Das unsportliche Verhalten von Dennis Erdmann hat Dynamo Dresden zu einer Reaktion veranlasst. Sportdirektor Ralf Minge bezeichnete die Attacke auf Marco Reus als "total unbedacht" und teilte mit, den BVB um Verzeihung gebeten zu haben.
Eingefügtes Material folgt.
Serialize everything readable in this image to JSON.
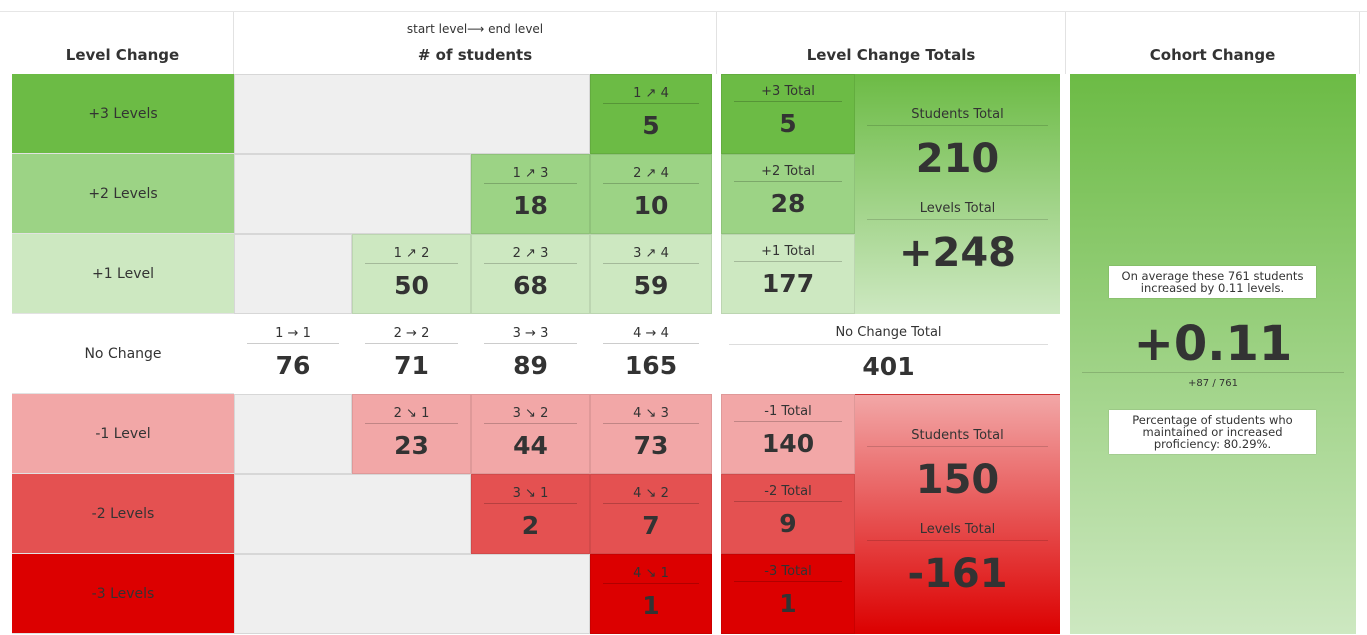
{
  "headers": {
    "level_change": "Level Change",
    "students_sub": "start level⟶ end level",
    "students": "# of students",
    "totals": "Level Change Totals",
    "cohort": "Cohort Change"
  },
  "rows": [
    {
      "label": "+3 Levels"
    },
    {
      "label": "+2 Levels"
    },
    {
      "label": "+1 Level"
    },
    {
      "label": "No Change"
    },
    {
      "label": "-1 Level"
    },
    {
      "label": "-2 Levels"
    },
    {
      "label": "-3 Levels"
    }
  ],
  "cells": {
    "c14": {
      "t": "1 ↗ 4",
      "v": "5"
    },
    "c13": {
      "t": "1 ↗ 3",
      "v": "18"
    },
    "c24": {
      "t": "2 ↗ 4",
      "v": "10"
    },
    "c12": {
      "t": "1 ↗ 2",
      "v": "50"
    },
    "c23": {
      "t": "2 ↗ 3",
      "v": "68"
    },
    "c34": {
      "t": "3 ↗ 4",
      "v": "59"
    },
    "c11": {
      "t": "1 → 1",
      "v": "76"
    },
    "c22": {
      "t": "2 → 2",
      "v": "71"
    },
    "c33": {
      "t": "3 → 3",
      "v": "89"
    },
    "c44": {
      "t": "4 → 4",
      "v": "165"
    },
    "c21": {
      "t": "2 ↘ 1",
      "v": "23"
    },
    "c32": {
      "t": "3 ↘ 2",
      "v": "44"
    },
    "c43": {
      "t": "4 ↘ 3",
      "v": "73"
    },
    "c31": {
      "t": "3 ↘ 1",
      "v": "2"
    },
    "c42": {
      "t": "4 ↘ 2",
      "v": "7"
    },
    "c41": {
      "t": "4 ↘ 1",
      "v": "1"
    }
  },
  "totals": {
    "p3": {
      "t": "+3 Total",
      "v": "5"
    },
    "p2": {
      "t": "+2 Total",
      "v": "28"
    },
    "p1": {
      "t": "+1 Total",
      "v": "177"
    },
    "n0": {
      "t": "No Change Total",
      "v": "401"
    },
    "m1": {
      "t": "-1 Total",
      "v": "140"
    },
    "m2": {
      "t": "-2 Total",
      "v": "9"
    },
    "m3": {
      "t": "-3 Total",
      "v": "1"
    },
    "pos": {
      "students_label": "Students Total",
      "students": "210",
      "levels_label": "Levels Total",
      "levels": "+248"
    },
    "neg": {
      "students_label": "Students Total",
      "students": "150",
      "levels_label": "Levels Total",
      "levels": "-161"
    }
  },
  "cohort": {
    "avg_text": "On average these 761 students increased by 0.11 levels.",
    "value": "+0.11",
    "fraction": "+87 / 761",
    "pct_text": "Percentage of students who maintained or increased proficiency: 80.29%."
  },
  "colors": {
    "plus3": "#6cbb45",
    "plus2": "#9cd385",
    "plus1": "#cde8c1",
    "minus1": "#f2a7a7",
    "minus2": "#e45151",
    "minus3": "#dc0000",
    "grey": "#efefef"
  }
}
Dynamo-Trainer Nemeth, Erdmann: Umstrittene Aktion im Spiel gegen den BVB
Getty Images

Dynamo-Trainer Nemeth, Erdmann: Umstrittene Aktion im Spiel gegen den BVB


Hamburg - Sportdirektor Ralf Minge vom Fußball-Drittligisten Dynamo Dresden hat im Streit mit Borussia Dortmund Schadensbegrenzung betrieben. Der 54-Jährige teilte mit, sich bei Borussia Dortmund für das unsportliche Verhalten von Abwehrspieler Dennis Erdmann entschuldigt zu haben.

Erdmann hatte mit einem Foul an Marco Reus abseits des Balls für Empörung bei den BVB-Verantwortlichen gesorgt. Der Nationalspieler musste mit einem "Pferdekuss" ausgewechselt werden. Nach der 0:2-Niederlage im DFB-Pokalachtelfinale provozierte Erdmann, indem er Reus Wehleidigkeit vorwarf.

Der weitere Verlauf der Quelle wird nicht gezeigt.